The new international services come at the same time that FreedomPop is being courted by other carriers. USA Today is reporting that Sprint is one of them, although CEO Stephen Stokols tells TechCrunch that this is flat out untrue, and just a rumor. But the guessing will continue: before today, he had confirmed that FreedomPop had been approached by two carriers as an acquisition target for nine-figure prices. Stokols today confirmed while Sprint is incorrect, this is true.
One suitor, he said, is a tier-one mobile carrier (Sprint, in USA Today’s report) and the other is a smaller, publicly-traded operator. (We are still digging on this.)

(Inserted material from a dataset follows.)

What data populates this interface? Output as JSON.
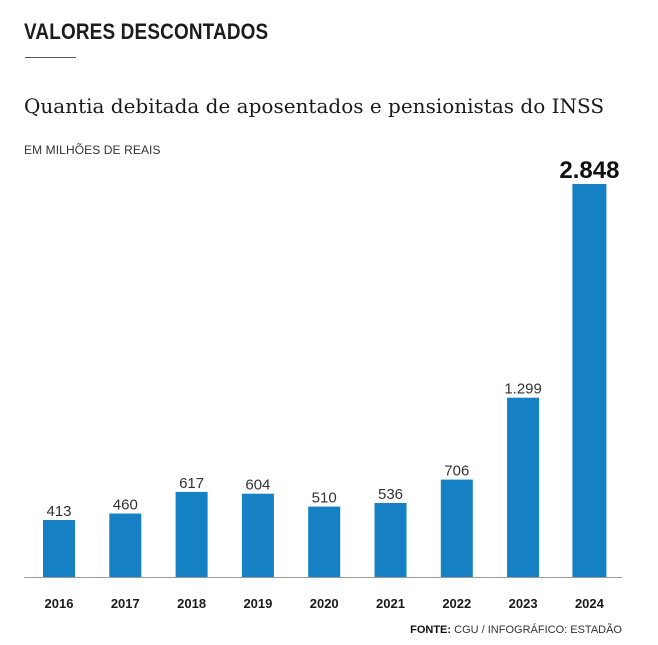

FreedomPop — based in Los Angeles and backed by Europe’s Mangrove Capital Partners (Skype’s first backer), DCM Capital, and Niklas Zennstrom’s Atomico (more Skype irony) — has said that it is holding out for a billion-dollar valuation and a possible IPO within the next 18-24 months.

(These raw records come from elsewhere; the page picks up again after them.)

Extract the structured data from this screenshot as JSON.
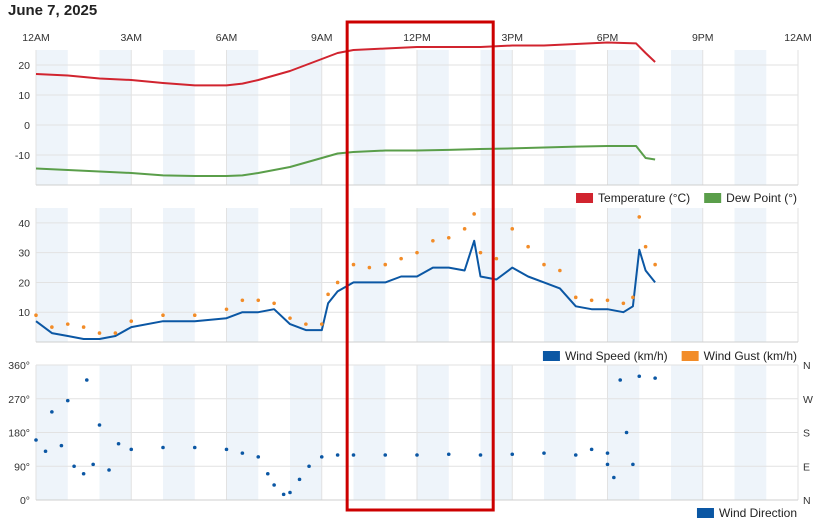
{
  "page": {
    "title": "June 7, 2025"
  },
  "time_axis": {
    "unit": "hours since 00:00",
    "ticks": [
      {
        "h": 0,
        "label": "12AM"
      },
      {
        "h": 3,
        "label": "3AM"
      },
      {
        "h": 6,
        "label": "6AM"
      },
      {
        "h": 9,
        "label": "9AM"
      },
      {
        "h": 12,
        "label": "12PM"
      },
      {
        "h": 15,
        "label": "3PM"
      },
      {
        "h": 18,
        "label": "6PM"
      },
      {
        "h": 21,
        "label": "9PM"
      },
      {
        "h": 24,
        "label": "12AM"
      }
    ]
  },
  "highlight": {
    "from_h": 9.8,
    "to_h": 14.4,
    "color": "#cc0000"
  },
  "colors": {
    "temperature": "#d1242f",
    "dew_point": "#5a9e4a",
    "wind_speed": "#0b57a4",
    "wind_gust": "#f28c28",
    "wind_direction": "#0b57a4",
    "band": "#eef4fa",
    "grid": "#e2e2e2",
    "axis_text": "#333333"
  },
  "chart_data": [
    {
      "type": "line",
      "ylim": [
        -20,
        25
      ],
      "yticks": [
        -10,
        0,
        10,
        20
      ],
      "legend": "bottom-right",
      "series": [
        {
          "name": "Temperature (°C)",
          "color": "#d1242f",
          "points": [
            [
              0,
              17
            ],
            [
              1,
              16.5
            ],
            [
              2,
              15.5
            ],
            [
              3,
              15
            ],
            [
              4,
              14
            ],
            [
              5,
              13.2
            ],
            [
              6,
              13.2
            ],
            [
              6.5,
              13.8
            ],
            [
              7,
              15
            ],
            [
              8,
              18
            ],
            [
              9,
              22
            ],
            [
              9.5,
              24
            ],
            [
              10,
              25
            ],
            [
              11,
              25.5
            ],
            [
              12,
              26
            ],
            [
              13,
              26
            ],
            [
              14,
              26
            ],
            [
              15,
              26.5
            ],
            [
              16,
              26.5
            ],
            [
              17,
              27
            ],
            [
              18,
              27.5
            ],
            [
              18.9,
              27.2
            ],
            [
              19.2,
              24
            ],
            [
              19.5,
              21
            ]
          ]
        },
        {
          "name": "Dew Point (°)",
          "color": "#5a9e4a",
          "points": [
            [
              0,
              -14.5
            ],
            [
              1,
              -15
            ],
            [
              2,
              -15.5
            ],
            [
              3,
              -16
            ],
            [
              4,
              -16.8
            ],
            [
              5,
              -17
            ],
            [
              6,
              -17
            ],
            [
              6.5,
              -16.8
            ],
            [
              7,
              -16
            ],
            [
              8,
              -14
            ],
            [
              9,
              -11
            ],
            [
              9.5,
              -9.5
            ],
            [
              10,
              -9
            ],
            [
              11,
              -8.5
            ],
            [
              12,
              -8.5
            ],
            [
              13,
              -8.3
            ],
            [
              14,
              -8
            ],
            [
              15,
              -7.8
            ],
            [
              16,
              -7.5
            ],
            [
              17,
              -7.2
            ],
            [
              18,
              -7
            ],
            [
              18.9,
              -7
            ],
            [
              19.2,
              -11
            ],
            [
              19.5,
              -11.5
            ]
          ]
        }
      ]
    },
    {
      "type": "line",
      "ylim": [
        0,
        45
      ],
      "yticks": [
        10,
        20,
        30,
        40
      ],
      "legend": "bottom-right",
      "series": [
        {
          "name": "Wind Speed (km/h)",
          "color": "#0b57a4",
          "points": [
            [
              0,
              7
            ],
            [
              0.5,
              3
            ],
            [
              1,
              2
            ],
            [
              1.5,
              1
            ],
            [
              2,
              1
            ],
            [
              2.5,
              2
            ],
            [
              3,
              5
            ],
            [
              4,
              7
            ],
            [
              5,
              7
            ],
            [
              6,
              8
            ],
            [
              6.5,
              10
            ],
            [
              7,
              10
            ],
            [
              7.5,
              11
            ],
            [
              8,
              6
            ],
            [
              8.5,
              4
            ],
            [
              9,
              4
            ],
            [
              9.2,
              13
            ],
            [
              9.5,
              17
            ],
            [
              10,
              20
            ],
            [
              10.5,
              20
            ],
            [
              11,
              20
            ],
            [
              11.5,
              22
            ],
            [
              12,
              22
            ],
            [
              12.5,
              25
            ],
            [
              13,
              25
            ],
            [
              13.5,
              24
            ],
            [
              13.8,
              34
            ],
            [
              14,
              22
            ],
            [
              14.5,
              21
            ],
            [
              15,
              25
            ],
            [
              15.5,
              22
            ],
            [
              16,
              20
            ],
            [
              16.5,
              18
            ],
            [
              17,
              12
            ],
            [
              17.5,
              11
            ],
            [
              18,
              11
            ],
            [
              18.5,
              10
            ],
            [
              18.8,
              12
            ],
            [
              19,
              31
            ],
            [
              19.2,
              24
            ],
            [
              19.5,
              20
            ]
          ]
        },
        {
          "name": "Wind Gust (km/h)",
          "color": "#f28c28",
          "points": [
            [
              0,
              9
            ],
            [
              0.5,
              5
            ],
            [
              1,
              6
            ],
            [
              1.5,
              5
            ],
            [
              2,
              3
            ],
            [
              2.5,
              3
            ],
            [
              3,
              7
            ],
            [
              4,
              9
            ],
            [
              5,
              9
            ],
            [
              6,
              11
            ],
            [
              6.5,
              14
            ],
            [
              7,
              14
            ],
            [
              7.5,
              13
            ],
            [
              8,
              8
            ],
            [
              8.5,
              6
            ],
            [
              9,
              6
            ],
            [
              9.2,
              16
            ],
            [
              9.5,
              20
            ],
            [
              10,
              26
            ],
            [
              10.5,
              25
            ],
            [
              11,
              26
            ],
            [
              11.5,
              28
            ],
            [
              12,
              30
            ],
            [
              12.5,
              34
            ],
            [
              13,
              35
            ],
            [
              13.5,
              38
            ],
            [
              13.8,
              43
            ],
            [
              14,
              30
            ],
            [
              14.5,
              28
            ],
            [
              15,
              38
            ],
            [
              15.5,
              32
            ],
            [
              16,
              26
            ],
            [
              16.5,
              24
            ],
            [
              17,
              15
            ],
            [
              17.5,
              14
            ],
            [
              18,
              14
            ],
            [
              18.5,
              13
            ],
            [
              18.8,
              15
            ],
            [
              19,
              42
            ],
            [
              19.2,
              32
            ],
            [
              19.5,
              26
            ]
          ]
        }
      ]
    },
    {
      "type": "scatter",
      "ylim": [
        0,
        360
      ],
      "yticks": [
        0,
        90,
        180,
        270,
        360
      ],
      "ytick_labels": [
        "0°",
        "90°",
        "180°",
        "270°",
        "360°"
      ],
      "yticks_right": [
        "N",
        "E",
        "S",
        "W",
        "N"
      ],
      "legend": "bottom-right",
      "series": [
        {
          "name": "Wind Direction",
          "color": "#0b57a4",
          "points": [
            [
              0,
              160
            ],
            [
              0.3,
              130
            ],
            [
              0.5,
              235
            ],
            [
              0.8,
              145
            ],
            [
              1,
              265
            ],
            [
              1.2,
              90
            ],
            [
              1.5,
              70
            ],
            [
              1.6,
              320
            ],
            [
              1.8,
              95
            ],
            [
              2,
              200
            ],
            [
              2.3,
              80
            ],
            [
              2.6,
              150
            ],
            [
              3,
              135
            ],
            [
              4,
              140
            ],
            [
              5,
              140
            ],
            [
              6,
              135
            ],
            [
              6.5,
              125
            ],
            [
              7,
              115
            ],
            [
              7.3,
              70
            ],
            [
              7.5,
              40
            ],
            [
              7.8,
              15
            ],
            [
              8,
              20
            ],
            [
              8.3,
              55
            ],
            [
              8.6,
              90
            ],
            [
              9,
              115
            ],
            [
              9.5,
              120
            ],
            [
              10,
              120
            ],
            [
              11,
              120
            ],
            [
              12,
              120
            ],
            [
              13,
              122
            ],
            [
              14,
              120
            ],
            [
              15,
              122
            ],
            [
              16,
              125
            ],
            [
              17,
              120
            ],
            [
              17.5,
              135
            ],
            [
              18,
              125
            ],
            [
              18,
              95
            ],
            [
              18.2,
              60
            ],
            [
              18.4,
              320
            ],
            [
              18.6,
              180
            ],
            [
              18.8,
              95
            ],
            [
              19,
              330
            ],
            [
              19.5,
              325
            ]
          ]
        }
      ]
    }
  ]
}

It’s also keen to keep growing its own business: aligning with a carrier like Sprint, to become an add-on feature to catch more dogged, cost-conscious demographics, could see the FreedomPop have far less autonomy than it has today. A deal with a smaller carrier, however, could see FreedomPop retain more clout and influence in its future direction.
FreedomPop’s business model follows the larger trend to freemium services that have driven a lot of cloud-based businesses like Dropbox, Box, Evernote, as well as more consumer focused content such as games and music streaming.

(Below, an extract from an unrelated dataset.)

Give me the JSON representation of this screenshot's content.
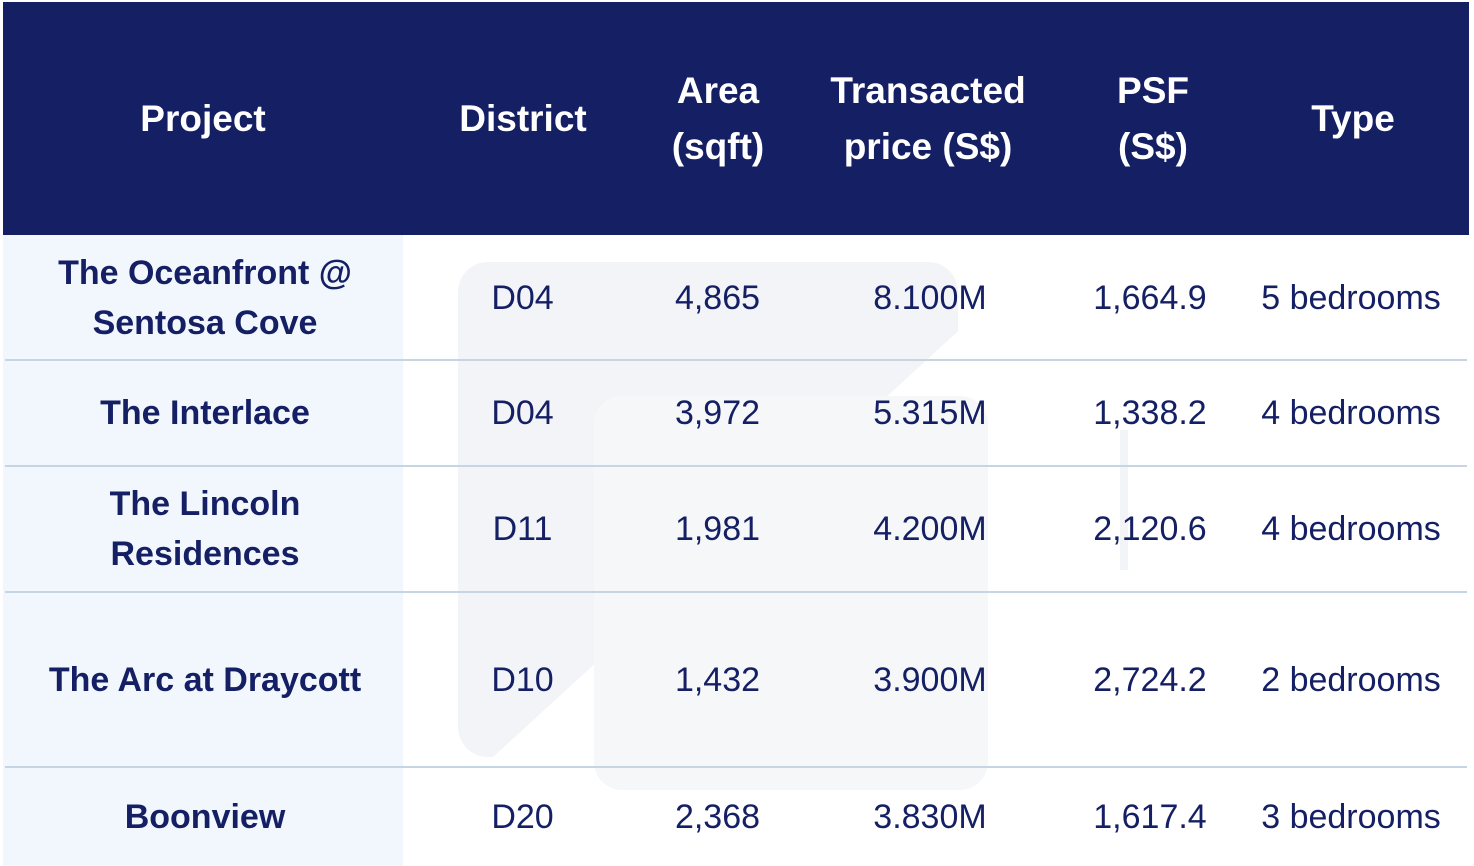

In FreedomPop’s case, the idea is to win users over with a decent amount of free airtime and then monetise them with extra services and more airtime if they need it, either on their own devices or through a range of handsets offered by FreedomPop.
This will be the case with the international calls, too. The free call package will cover 100 minutes to 30 countries starting today including Mexico, the UK, Canada, China, Hong Kong, Brazil and India. In coming weeks the number will expand to 100, the company says. (It offered no international calling options before today to its U.S. users.)
Those who want more minutes can get packages starting at $4.99 — a fee that FreedomPop says undercuts carriers and companies like Skype by more then 75%.
And $4.99/month will also be the price for its international local-number service. Aimed at people and businesses who make and receive calls regularly in a country where they are not located, it gives them the ability to turn those long-distance calls into locally-charged ones. It competes against the like of Skype Number.
FreedomPop’s freemium approach seems to be working. Its revenues are expected to more than double in this year — going from $9 million in 2013 to “tens of millions” in 2014. This is on a base of hundreds of thousands of subscribers with the projection being that it will hit 1 million sometime next year (2015).
Part of the way that FreedomPop will reach that number is by way of international growth. The company earlier this year announced its first international carrier partner — KPN subsidiary in Belgium, BASE — for a SIM-only free service, no handsets.
That should have been going live by the end of this year but it looks like it’s been pushed back a bit.
“We are looking to be live in our first European market end of Q1/early Q2,” CEO Stephen Stokols says. “From there we will roll out five to six additional markets by the end of the year.” He says the company is “talking to all the major international carriers including T-Mobile, Telefonica, France Telecom, 3, KPN and Vodafone,” and that “actual formal partnerships have been formalized contractually with a subset of those already, with others set to be finalized by year-end, at which point we should have access to mobile networks spanning 12-15 markets.”
Updated with more comments from CEO on subject of acquisition rumors.